Keeping it light for Don Pasquale
- Details
Paco Mispelters from Painting with Light was tasked with lighting this year’s production of Gaetano Donizetti’s well known comic opera Don Pasquale, celebrating 20 years since the start of the successful annual opera event.
In keeping with the light-hearted and animated rhythm of the piece, Paco wanted to keep the lighting upbeat and vibrant in style and feel.
The production is staged in the gardens of the castle - now a cultural and conference centre - and this well-tended, leafy green environmental setting provided the inspiration for Philippe Miesch’s set design, which extends the garden theme and comprises a number of high-quality scenic trees, plants, grass and other foliage.
Upstage is a 40-piece orchestra, with the action unfolding on the main stage space in front. While the performance area has some weather protection from a temporary roof structure, the ambience of the event is very much ‘outdoors’.

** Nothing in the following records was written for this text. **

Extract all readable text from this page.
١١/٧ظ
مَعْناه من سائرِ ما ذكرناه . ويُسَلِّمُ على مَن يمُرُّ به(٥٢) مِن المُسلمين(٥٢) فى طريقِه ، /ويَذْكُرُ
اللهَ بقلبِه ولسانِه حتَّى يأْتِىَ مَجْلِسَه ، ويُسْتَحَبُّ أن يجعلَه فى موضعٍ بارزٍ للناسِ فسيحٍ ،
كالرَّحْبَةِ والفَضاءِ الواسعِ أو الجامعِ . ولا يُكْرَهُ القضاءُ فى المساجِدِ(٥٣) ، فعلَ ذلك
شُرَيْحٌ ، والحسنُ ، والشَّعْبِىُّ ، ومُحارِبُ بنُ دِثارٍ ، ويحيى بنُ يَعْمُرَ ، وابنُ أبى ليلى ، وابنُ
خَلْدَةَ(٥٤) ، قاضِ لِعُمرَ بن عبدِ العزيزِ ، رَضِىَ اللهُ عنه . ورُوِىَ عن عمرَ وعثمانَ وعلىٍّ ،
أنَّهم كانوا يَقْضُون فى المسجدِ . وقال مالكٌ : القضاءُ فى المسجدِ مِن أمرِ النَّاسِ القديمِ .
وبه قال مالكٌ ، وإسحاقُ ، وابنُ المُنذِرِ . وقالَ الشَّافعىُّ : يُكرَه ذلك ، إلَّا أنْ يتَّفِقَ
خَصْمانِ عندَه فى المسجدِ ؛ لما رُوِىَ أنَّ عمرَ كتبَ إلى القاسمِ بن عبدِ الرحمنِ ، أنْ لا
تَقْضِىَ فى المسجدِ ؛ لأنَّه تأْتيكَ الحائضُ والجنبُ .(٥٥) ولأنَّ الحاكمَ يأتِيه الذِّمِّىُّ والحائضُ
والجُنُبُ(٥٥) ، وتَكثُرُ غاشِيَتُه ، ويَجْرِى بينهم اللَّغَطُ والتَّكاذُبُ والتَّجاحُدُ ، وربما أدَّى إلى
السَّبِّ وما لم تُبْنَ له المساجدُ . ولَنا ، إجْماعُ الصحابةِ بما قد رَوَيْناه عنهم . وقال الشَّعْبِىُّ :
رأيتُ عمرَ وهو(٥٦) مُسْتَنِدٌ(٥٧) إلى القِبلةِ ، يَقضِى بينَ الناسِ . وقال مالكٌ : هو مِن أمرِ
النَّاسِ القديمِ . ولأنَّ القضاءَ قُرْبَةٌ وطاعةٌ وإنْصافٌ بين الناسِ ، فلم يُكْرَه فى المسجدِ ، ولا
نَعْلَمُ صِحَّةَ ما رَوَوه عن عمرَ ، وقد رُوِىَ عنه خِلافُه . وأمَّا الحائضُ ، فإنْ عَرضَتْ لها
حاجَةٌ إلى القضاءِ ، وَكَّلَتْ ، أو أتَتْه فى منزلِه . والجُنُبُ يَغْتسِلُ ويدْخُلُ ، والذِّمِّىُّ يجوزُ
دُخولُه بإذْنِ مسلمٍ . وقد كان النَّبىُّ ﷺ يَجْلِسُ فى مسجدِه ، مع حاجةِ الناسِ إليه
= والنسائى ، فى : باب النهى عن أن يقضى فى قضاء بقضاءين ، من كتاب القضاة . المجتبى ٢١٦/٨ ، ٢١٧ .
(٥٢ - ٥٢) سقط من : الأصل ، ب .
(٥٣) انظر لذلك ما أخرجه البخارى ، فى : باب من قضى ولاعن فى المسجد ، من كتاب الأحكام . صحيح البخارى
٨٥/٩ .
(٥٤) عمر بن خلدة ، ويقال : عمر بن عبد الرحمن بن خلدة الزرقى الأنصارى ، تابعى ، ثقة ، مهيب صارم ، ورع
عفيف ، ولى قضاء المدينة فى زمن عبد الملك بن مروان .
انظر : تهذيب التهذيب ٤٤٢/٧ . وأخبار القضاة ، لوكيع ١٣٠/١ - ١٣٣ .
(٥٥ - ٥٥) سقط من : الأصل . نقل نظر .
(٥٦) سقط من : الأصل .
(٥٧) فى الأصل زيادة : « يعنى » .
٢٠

Paco started the creative process in detailed discussions with director Frank Van Laecke, who had some clear ideas, and central to the narrative was the timeframe of the piece, which is set over the course of sunny days, leading into evenings and nights.
Lighting needed to help establish the chronology and also served to focus on precise physical areas and actions needing to be highlighted and separated from the rest of the stage - so this was another starting point for Paco.
The roof system is ground-supported by four large, structural pillars with hooks along the top, beneath which U-shaped trusses were rigged to provide lighting positions over the performance space.
Eight Vari*Lite VL2500 Spots are used for the main back lighting fixtures, and four VL3000 Spots – on the front truss - project gobos and texturing onto the front of the castle for some striking, but understated kinetic backdrop effects.
Eight Elation Satura LED profiles – with framing shutters – are the main tools utilized to clearly define a number of different zones on-stage, with eight Robe LEDWash 300s dotted around, subtly bathing the orchestra in light and generally adding to the atmosphere.
Six bars of 6 PARs in front and side positions provide general stage lighting and washing. It’s not a massive rig, so every fixture is worked hard and used in a properly multi-functional context.
The challenge was getting the range of appropriate looks for the performance, using an expedient amount of lights, explained Paco.
The three-act performance – run without any interval breaks - opens before sunset each evening, so there is plenty of ambient light bouncing around at this point. The stage lighting also has to provide a good balance in all these light levels, as dusk transitions into night and then darkness falls for the end of the show.
It is also important to light performers’ faces and eradicate shadows during the daytime section of the show, a goal that can be achieved efficiently with this rig and design.
Paco programmed the show on a grandMA2 light console, which was then transferred to an onPC / Fader Wing set-up for the 4 week run of shows.
“Less is more sometimes,” commented Paco, reporting that everyone is very happy with the results. “Sometimes it’s good to stretch your imagination and really think about how kit can be used inventively and resourcefully.”
Painting with Light provided one of its Christie Pandora’s Box media servers to the production, which plays one piece of video towards the end that explains part of the story which happened earlier in secret! This is projected onto the castle via a Panasonic 7K machine rigged on the front truss.
The Summer Opera Festival is providing two lighting operators and the lighting equipment is supplied by rental company New Lines from Genk, which also has a long association with the popular annual event.